Mondseer, also known as Mondseer Schachtelkäse (English: Mondseer box cheese) when sold in smaller portions in "small wooden boxes", is an Austrian semi-hard, washed-rind cheese.

==History==
There are varying accounts of Mondseer's origin. It has been stated that the cheese has been existent in the Salzburg area since 1818, with a likelihood that it may have been first produced in the Castle of Hüttenstein. According to this account, the cheese's name of "Mondseer" was first used in 1955, and prior to that was simply referred to as "box cheese".

Another account holds that production of Mondseer began in 1830, and that it was named after the monastery in Mondsee, Austria.

==Description==
Mondseer is a disk-shaped cheese made from pasteurized whole or part-skim cow's milk.
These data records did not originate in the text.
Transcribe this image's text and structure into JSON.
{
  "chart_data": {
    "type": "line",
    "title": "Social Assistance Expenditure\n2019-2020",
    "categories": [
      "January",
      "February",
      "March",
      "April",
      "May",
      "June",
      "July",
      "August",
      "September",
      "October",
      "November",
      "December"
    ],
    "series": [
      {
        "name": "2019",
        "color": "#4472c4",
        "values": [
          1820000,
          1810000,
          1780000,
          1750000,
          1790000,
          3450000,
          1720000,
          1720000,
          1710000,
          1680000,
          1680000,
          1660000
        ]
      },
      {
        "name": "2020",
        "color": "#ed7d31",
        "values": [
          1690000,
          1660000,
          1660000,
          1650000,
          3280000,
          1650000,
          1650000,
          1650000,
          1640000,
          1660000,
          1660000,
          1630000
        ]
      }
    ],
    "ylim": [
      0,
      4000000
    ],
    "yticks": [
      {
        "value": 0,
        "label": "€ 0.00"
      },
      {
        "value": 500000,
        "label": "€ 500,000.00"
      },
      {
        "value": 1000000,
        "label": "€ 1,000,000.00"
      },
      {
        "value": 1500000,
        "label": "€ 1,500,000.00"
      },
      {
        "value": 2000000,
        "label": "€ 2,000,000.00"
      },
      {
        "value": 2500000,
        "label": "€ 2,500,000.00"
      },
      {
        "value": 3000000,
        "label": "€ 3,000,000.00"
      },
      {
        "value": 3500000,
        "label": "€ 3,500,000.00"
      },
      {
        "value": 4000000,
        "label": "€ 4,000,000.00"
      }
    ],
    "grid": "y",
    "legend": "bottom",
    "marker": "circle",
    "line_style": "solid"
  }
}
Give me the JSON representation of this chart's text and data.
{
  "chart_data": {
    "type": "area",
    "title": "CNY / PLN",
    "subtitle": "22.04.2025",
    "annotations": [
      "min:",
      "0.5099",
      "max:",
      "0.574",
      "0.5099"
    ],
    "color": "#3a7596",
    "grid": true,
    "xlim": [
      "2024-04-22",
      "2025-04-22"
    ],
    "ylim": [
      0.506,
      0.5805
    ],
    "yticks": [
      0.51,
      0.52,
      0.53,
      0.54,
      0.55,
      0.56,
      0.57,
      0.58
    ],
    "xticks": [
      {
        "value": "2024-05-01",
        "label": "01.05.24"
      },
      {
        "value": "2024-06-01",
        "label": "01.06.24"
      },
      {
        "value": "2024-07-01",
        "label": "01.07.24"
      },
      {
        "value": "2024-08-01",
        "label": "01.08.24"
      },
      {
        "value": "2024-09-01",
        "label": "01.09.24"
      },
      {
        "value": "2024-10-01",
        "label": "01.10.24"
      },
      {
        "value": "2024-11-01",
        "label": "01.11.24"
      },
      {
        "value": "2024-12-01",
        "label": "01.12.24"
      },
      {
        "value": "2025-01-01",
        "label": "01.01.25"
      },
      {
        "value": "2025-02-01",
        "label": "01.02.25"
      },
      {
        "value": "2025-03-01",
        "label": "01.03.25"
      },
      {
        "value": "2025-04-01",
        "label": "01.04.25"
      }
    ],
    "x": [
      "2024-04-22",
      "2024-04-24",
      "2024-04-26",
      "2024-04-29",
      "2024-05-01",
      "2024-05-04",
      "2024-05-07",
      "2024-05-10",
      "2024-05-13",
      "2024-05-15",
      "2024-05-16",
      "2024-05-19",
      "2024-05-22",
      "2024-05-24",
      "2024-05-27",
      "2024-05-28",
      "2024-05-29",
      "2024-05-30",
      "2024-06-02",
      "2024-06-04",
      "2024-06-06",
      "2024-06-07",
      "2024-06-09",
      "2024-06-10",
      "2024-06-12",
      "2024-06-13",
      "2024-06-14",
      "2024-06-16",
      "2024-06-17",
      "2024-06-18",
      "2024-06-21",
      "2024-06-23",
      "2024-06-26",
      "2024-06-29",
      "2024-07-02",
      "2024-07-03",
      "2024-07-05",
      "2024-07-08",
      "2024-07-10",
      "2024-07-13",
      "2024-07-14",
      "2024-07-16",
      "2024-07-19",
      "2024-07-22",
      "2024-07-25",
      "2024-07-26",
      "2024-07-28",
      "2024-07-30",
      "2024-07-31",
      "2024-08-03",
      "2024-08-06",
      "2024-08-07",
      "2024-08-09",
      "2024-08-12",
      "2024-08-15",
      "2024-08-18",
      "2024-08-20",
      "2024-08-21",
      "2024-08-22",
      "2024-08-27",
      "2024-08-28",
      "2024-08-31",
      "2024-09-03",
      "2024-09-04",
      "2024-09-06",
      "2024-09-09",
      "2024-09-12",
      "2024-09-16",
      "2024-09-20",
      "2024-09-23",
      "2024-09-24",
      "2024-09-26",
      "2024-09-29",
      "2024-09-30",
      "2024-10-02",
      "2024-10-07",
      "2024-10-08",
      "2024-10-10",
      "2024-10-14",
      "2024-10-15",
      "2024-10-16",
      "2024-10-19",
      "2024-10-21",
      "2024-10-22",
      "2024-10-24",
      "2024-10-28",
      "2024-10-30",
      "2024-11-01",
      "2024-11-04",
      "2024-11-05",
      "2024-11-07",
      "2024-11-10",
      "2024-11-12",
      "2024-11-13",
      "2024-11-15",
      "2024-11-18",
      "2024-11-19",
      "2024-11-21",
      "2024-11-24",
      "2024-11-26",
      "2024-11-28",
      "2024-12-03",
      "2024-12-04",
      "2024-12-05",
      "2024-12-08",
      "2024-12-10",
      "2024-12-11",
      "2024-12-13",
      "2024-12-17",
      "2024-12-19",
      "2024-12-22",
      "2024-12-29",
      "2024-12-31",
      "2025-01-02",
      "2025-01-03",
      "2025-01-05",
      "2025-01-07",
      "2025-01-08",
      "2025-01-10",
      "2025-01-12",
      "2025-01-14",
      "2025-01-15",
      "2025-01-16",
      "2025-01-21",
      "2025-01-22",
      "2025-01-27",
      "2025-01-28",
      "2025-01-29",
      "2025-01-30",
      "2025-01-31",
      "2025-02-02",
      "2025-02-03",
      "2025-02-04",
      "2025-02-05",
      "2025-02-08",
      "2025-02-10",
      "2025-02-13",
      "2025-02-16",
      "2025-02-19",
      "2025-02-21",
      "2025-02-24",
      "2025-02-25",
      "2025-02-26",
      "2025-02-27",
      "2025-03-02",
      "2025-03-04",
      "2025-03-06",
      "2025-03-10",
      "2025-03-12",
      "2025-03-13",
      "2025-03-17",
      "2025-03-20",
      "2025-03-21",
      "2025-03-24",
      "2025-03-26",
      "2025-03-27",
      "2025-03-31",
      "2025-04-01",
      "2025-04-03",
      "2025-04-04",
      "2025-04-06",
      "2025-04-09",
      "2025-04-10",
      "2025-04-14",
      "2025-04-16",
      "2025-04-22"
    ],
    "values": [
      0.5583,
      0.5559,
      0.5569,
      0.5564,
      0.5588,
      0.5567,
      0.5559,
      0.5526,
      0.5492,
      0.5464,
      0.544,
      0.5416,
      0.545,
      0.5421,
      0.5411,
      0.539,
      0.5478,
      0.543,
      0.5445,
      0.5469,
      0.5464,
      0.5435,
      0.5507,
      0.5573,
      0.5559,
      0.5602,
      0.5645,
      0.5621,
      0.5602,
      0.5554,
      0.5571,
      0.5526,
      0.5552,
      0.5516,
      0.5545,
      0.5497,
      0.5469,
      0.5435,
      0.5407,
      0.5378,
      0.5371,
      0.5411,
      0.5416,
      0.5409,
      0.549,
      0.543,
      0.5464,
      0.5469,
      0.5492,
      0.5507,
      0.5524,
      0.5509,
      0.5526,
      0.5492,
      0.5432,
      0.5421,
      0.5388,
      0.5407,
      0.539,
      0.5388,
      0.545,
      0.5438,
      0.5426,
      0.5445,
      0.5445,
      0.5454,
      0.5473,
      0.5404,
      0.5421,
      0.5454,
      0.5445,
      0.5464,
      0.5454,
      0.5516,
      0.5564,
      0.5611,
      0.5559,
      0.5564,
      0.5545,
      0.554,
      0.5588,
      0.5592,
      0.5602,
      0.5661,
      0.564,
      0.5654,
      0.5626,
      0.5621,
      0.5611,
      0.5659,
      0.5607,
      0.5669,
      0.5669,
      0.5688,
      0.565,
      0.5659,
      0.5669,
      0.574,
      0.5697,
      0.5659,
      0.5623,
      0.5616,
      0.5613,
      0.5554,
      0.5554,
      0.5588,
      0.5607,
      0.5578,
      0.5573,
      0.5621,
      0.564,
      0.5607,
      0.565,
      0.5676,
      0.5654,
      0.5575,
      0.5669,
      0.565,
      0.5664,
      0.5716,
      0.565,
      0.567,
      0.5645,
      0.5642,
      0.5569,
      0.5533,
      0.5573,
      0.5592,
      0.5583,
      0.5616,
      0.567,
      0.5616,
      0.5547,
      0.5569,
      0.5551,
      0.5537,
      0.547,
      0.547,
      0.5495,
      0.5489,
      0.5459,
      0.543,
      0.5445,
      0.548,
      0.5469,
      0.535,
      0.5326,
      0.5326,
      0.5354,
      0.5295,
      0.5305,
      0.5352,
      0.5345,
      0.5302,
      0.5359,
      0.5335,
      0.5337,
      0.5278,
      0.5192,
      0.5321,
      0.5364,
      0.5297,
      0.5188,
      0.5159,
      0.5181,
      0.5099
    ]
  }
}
It is a semi-hard semi-hard cheese with a smooth and creamy texture and slotted holes, similar to Munster cheese or Limburger. The surface is brushed by hand with salt water and smeared with red cultures during the aging process, which results in a yellow-reddish rind forming on its surface. Its maturation takes three to six weeks, and its fat content is 45%. It has a mild to slightly pungent aroma and a sweet and sour, somewhat acidic and sharp flavor. Usually, cheeses of one kilogram are produced.